Chill of the night

50 8 0
                                    














Jennie duduk di kitchen islands tangan kirinya menopang kepala, sementara matanya menatap ibunya yang sedang sibuk memasak wajahnya tampak sendu, bibirnya sedikit tertutup, seolah tak ingin berbicara lebih banyak. tatapannya kosong.

“Mom, kapan aku pindah ke seoul?” tanya jennie lirih, nyaris seperti bisikan, suaranya terdengar lemah

Ha jiwon, yang sejak tadi merasa ada sesuatu yang berbeda dengan anaknya, segera menoleh semalam jennie bahkan nyaris tidak menyentuh makan malam, suasana makan malam begitu hening, tanpa cerita, tanpa celoteh ceria seperti biasanya, usai makan jennie langsung pergi ke kamarnya tanpa berkata sepatah kata pun, kekhawatiran ha jiwon semakin bertambah saat pagi ini ia mendapati anaknya tampak lesu.

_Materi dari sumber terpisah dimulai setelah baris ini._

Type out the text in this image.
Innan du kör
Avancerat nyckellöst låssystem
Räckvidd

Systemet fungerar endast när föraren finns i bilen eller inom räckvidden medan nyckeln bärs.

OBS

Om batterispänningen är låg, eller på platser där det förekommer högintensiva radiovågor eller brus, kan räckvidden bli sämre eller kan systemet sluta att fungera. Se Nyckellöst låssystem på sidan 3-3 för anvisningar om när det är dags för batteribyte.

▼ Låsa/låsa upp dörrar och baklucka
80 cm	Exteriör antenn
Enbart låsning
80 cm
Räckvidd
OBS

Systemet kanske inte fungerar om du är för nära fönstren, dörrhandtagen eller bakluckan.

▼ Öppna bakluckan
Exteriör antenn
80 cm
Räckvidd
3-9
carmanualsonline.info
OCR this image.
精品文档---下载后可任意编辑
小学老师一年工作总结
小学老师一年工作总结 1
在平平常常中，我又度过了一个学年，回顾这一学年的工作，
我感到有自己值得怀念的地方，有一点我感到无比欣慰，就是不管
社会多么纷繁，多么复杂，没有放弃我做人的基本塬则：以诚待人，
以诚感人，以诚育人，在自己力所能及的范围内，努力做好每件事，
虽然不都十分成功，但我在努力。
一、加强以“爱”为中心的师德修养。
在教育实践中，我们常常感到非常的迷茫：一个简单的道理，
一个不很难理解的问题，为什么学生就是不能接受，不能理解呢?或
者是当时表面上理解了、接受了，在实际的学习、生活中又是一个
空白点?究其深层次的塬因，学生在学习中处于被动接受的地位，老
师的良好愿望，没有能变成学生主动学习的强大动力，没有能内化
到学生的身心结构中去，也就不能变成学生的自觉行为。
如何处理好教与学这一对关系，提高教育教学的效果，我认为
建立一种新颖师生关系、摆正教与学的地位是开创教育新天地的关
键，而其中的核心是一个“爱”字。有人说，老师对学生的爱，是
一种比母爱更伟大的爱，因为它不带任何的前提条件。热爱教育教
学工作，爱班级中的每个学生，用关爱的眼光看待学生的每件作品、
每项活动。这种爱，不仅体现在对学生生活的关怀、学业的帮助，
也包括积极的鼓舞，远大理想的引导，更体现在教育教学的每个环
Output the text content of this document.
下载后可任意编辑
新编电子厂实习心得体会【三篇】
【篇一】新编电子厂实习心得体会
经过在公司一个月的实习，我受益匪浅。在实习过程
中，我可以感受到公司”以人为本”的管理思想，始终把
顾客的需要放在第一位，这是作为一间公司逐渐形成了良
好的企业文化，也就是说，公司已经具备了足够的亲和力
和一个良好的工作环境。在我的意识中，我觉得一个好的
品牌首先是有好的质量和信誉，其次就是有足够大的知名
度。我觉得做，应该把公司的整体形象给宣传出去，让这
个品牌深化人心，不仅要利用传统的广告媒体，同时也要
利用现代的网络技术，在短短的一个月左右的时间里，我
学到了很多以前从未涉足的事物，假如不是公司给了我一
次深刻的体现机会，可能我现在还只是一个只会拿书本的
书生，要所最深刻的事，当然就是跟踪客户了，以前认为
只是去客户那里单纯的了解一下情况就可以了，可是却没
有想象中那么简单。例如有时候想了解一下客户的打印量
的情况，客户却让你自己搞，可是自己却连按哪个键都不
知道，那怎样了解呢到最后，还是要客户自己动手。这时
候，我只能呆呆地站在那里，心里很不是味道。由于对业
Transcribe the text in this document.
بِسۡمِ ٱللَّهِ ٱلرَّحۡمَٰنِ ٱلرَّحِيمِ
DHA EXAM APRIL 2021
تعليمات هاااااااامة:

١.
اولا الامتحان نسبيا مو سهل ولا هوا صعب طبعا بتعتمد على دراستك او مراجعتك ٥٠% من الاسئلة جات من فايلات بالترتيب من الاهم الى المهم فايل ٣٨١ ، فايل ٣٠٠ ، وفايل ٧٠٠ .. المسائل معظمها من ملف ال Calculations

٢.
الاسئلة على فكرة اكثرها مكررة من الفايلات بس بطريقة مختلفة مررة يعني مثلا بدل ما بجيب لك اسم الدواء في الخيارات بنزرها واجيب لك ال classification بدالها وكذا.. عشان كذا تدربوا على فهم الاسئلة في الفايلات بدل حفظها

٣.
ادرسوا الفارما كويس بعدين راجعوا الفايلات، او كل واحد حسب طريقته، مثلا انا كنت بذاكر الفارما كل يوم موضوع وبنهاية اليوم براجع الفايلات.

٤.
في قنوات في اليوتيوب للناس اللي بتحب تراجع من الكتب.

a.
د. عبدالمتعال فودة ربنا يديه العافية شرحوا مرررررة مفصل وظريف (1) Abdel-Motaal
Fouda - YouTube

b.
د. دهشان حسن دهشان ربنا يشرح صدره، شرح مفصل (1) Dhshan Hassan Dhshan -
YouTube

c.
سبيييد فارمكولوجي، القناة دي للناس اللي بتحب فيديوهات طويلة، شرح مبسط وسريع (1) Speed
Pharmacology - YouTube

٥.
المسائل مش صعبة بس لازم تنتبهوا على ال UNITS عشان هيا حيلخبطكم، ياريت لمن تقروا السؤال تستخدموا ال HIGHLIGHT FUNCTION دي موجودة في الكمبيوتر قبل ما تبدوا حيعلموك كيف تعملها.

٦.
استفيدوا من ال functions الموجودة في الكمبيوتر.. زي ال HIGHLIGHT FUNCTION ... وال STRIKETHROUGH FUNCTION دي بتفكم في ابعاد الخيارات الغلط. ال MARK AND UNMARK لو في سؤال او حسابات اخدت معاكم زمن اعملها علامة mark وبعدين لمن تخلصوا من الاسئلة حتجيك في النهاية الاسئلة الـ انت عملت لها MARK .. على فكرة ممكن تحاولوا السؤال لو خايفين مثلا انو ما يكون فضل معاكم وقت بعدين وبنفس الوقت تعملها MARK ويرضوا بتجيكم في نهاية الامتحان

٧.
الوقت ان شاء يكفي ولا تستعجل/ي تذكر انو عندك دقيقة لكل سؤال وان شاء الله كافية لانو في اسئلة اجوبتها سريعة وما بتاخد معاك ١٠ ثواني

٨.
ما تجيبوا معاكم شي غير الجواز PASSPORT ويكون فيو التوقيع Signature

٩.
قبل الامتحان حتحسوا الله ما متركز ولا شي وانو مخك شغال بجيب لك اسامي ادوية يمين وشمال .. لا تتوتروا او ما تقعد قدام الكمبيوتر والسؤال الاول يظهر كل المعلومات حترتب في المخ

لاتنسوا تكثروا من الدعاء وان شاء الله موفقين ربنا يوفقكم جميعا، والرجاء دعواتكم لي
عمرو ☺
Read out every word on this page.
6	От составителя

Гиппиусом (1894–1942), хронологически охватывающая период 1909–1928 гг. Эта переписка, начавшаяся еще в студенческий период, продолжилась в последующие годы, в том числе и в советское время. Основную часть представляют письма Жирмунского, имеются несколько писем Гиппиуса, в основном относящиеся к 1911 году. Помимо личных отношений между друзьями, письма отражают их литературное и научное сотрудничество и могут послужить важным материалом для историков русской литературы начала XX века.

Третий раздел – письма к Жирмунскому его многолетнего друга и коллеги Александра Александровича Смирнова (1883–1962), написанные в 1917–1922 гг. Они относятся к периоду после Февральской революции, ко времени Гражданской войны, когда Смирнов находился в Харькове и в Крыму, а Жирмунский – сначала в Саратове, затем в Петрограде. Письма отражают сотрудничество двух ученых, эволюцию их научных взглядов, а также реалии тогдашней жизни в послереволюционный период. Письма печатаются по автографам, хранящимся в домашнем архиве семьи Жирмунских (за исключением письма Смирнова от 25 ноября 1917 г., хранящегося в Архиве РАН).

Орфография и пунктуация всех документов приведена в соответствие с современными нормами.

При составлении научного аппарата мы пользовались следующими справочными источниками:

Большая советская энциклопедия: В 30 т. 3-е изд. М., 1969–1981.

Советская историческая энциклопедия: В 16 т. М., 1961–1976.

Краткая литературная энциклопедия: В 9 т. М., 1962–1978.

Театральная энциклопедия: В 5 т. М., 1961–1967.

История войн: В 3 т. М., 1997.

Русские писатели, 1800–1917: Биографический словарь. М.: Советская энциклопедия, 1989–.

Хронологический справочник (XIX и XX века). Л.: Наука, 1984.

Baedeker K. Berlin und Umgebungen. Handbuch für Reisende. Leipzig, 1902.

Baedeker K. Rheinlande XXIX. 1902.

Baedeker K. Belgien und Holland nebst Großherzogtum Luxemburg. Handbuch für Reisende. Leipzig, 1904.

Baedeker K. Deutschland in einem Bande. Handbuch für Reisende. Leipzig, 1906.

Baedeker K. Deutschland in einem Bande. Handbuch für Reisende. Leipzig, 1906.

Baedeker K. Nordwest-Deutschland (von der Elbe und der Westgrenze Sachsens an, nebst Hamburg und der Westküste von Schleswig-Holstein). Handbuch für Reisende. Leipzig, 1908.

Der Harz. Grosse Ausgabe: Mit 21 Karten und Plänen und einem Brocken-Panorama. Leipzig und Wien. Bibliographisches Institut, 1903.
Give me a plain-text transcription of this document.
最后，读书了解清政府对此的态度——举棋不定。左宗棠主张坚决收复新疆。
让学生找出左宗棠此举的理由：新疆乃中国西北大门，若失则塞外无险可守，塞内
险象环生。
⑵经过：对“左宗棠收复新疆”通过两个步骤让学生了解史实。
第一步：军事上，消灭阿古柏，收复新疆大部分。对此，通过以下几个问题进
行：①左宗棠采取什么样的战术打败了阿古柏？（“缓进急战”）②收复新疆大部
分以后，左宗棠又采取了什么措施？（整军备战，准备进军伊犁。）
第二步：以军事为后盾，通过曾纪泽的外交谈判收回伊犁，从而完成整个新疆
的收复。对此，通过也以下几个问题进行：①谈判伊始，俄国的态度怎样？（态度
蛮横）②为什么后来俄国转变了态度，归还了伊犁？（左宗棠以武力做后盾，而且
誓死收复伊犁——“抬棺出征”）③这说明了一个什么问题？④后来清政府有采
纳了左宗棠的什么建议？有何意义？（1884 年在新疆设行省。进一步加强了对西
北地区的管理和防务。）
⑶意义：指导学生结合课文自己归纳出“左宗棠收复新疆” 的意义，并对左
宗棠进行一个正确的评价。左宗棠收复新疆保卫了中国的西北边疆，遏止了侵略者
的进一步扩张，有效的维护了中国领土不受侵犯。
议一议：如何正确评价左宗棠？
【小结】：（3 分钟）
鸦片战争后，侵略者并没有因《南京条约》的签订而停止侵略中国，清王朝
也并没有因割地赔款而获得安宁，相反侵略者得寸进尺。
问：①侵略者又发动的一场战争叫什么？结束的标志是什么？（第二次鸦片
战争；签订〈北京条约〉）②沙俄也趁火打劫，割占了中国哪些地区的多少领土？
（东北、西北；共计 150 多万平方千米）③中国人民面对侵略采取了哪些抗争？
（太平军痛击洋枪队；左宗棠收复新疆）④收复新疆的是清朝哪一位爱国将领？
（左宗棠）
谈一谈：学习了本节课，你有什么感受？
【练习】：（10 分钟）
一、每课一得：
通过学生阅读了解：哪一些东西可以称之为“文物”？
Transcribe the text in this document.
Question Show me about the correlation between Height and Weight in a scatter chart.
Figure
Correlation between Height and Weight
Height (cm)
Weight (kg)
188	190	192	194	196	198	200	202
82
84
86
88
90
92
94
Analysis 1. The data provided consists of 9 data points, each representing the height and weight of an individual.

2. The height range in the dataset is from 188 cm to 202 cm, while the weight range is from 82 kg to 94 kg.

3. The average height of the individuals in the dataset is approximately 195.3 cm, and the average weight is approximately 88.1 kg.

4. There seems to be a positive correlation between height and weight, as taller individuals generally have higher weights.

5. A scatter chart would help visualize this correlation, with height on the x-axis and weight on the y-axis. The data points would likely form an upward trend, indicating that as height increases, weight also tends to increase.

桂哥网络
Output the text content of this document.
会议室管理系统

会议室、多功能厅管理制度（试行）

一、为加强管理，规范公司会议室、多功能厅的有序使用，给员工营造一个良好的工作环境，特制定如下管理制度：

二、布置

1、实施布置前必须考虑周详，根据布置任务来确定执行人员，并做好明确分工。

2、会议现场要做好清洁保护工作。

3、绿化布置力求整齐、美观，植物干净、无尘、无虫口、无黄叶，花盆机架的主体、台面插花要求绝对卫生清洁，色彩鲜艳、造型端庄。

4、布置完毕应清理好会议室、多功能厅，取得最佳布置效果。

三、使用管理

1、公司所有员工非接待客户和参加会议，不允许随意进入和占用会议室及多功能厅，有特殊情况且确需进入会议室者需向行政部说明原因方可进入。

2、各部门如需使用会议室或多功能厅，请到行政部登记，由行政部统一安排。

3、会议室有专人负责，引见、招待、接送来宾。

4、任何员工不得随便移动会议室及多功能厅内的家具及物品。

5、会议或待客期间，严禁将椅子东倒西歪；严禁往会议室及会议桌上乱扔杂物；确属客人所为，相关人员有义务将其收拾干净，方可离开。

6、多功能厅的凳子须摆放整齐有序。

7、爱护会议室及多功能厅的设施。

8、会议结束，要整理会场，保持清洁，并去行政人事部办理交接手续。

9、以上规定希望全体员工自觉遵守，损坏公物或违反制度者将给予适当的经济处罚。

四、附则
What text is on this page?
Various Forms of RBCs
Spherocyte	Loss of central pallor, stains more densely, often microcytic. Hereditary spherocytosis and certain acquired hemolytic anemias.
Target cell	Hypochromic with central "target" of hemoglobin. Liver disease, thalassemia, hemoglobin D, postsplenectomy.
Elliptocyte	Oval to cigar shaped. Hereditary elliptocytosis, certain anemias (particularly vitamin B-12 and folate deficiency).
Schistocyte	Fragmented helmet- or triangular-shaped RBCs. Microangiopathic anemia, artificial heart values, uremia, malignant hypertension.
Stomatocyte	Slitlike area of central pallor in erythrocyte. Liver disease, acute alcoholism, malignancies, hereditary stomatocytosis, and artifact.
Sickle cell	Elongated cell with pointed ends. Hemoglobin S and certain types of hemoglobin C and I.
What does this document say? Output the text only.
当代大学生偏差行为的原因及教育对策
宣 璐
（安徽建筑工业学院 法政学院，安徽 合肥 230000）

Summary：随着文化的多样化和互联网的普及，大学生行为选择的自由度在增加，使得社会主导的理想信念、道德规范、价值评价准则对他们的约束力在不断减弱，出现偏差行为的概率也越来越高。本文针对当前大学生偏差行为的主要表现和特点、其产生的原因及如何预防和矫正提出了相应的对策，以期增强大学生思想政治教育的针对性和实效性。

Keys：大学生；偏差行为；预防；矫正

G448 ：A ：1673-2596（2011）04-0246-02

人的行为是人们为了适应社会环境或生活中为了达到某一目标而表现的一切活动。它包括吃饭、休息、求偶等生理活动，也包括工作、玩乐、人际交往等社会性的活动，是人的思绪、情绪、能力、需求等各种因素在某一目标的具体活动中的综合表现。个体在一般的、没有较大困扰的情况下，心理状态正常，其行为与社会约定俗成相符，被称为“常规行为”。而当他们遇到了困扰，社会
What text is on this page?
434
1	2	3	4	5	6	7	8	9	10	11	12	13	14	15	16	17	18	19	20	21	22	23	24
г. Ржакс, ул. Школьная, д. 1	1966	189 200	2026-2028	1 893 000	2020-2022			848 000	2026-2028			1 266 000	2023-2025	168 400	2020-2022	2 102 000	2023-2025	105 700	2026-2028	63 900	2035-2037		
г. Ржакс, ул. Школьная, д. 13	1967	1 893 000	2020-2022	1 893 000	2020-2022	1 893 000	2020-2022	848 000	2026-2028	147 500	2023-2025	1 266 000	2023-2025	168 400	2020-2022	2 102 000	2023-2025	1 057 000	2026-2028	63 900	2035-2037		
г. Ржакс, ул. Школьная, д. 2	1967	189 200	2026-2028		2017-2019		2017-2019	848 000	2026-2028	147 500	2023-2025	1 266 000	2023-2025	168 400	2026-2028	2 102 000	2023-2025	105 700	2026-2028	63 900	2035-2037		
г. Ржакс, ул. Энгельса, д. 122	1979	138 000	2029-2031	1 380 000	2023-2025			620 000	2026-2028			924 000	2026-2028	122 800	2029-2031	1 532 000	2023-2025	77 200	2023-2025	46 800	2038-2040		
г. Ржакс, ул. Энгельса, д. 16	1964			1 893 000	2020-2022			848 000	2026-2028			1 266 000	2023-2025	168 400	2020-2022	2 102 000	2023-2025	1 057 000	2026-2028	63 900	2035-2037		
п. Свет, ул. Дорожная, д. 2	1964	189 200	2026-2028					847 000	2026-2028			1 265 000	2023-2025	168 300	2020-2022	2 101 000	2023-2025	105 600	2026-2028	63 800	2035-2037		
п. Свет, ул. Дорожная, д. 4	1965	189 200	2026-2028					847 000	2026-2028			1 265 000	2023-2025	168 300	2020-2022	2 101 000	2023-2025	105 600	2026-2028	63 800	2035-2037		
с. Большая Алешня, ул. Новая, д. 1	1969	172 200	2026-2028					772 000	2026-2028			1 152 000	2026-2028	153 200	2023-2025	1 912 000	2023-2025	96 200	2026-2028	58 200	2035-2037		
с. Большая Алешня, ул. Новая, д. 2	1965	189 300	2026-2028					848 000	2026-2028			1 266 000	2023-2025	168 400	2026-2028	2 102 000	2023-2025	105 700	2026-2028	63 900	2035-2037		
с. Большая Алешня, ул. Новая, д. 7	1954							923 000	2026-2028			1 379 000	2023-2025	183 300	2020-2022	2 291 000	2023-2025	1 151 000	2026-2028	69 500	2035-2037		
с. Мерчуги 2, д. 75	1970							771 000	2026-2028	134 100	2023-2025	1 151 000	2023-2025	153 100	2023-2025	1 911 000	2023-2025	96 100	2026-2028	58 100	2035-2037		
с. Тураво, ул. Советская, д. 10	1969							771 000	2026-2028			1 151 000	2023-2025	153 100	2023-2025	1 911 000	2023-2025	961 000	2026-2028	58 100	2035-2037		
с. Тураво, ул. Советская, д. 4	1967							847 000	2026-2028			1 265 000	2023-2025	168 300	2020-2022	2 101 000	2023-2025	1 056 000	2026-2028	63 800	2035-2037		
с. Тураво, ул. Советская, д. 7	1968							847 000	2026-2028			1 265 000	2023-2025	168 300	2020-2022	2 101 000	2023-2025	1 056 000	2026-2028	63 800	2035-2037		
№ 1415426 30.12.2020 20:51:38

Jiwon menghentikan aktivitas memasaknya sejenak, menatap jennie yang terlihat begitu rapuh

“Kenapa kau ingin cepat pindah? bukankah masih ada dua bulan lagi?” tanya jiwon lembut

“Dad sudah membeli apartemen untukmu di sana, nanti dad akan membereskan semuanya, kau hanya perlu tinggal”

Jennie mengalihkan pandangan, matanya menatap permukaan meja, ia menggigit bibir bawahnya, berusaha menahan sesuatu yang ingin ia ungkapkan.

“Tapi aku ingin segera ke sana, bukankah aku harus mengenal lingkungan di sana terlebih dahulu?” jawab jennie pelan, suaranya terdengar berat tangannya meremas jemari satu sama lain di bawah meja, mencoba menyembunyikan perasaan sedih yang memenuhi dadanya

Jiwon mendekat, mengambil kursi di samping jennie ia menatap putrinya dengan penuh perhatian.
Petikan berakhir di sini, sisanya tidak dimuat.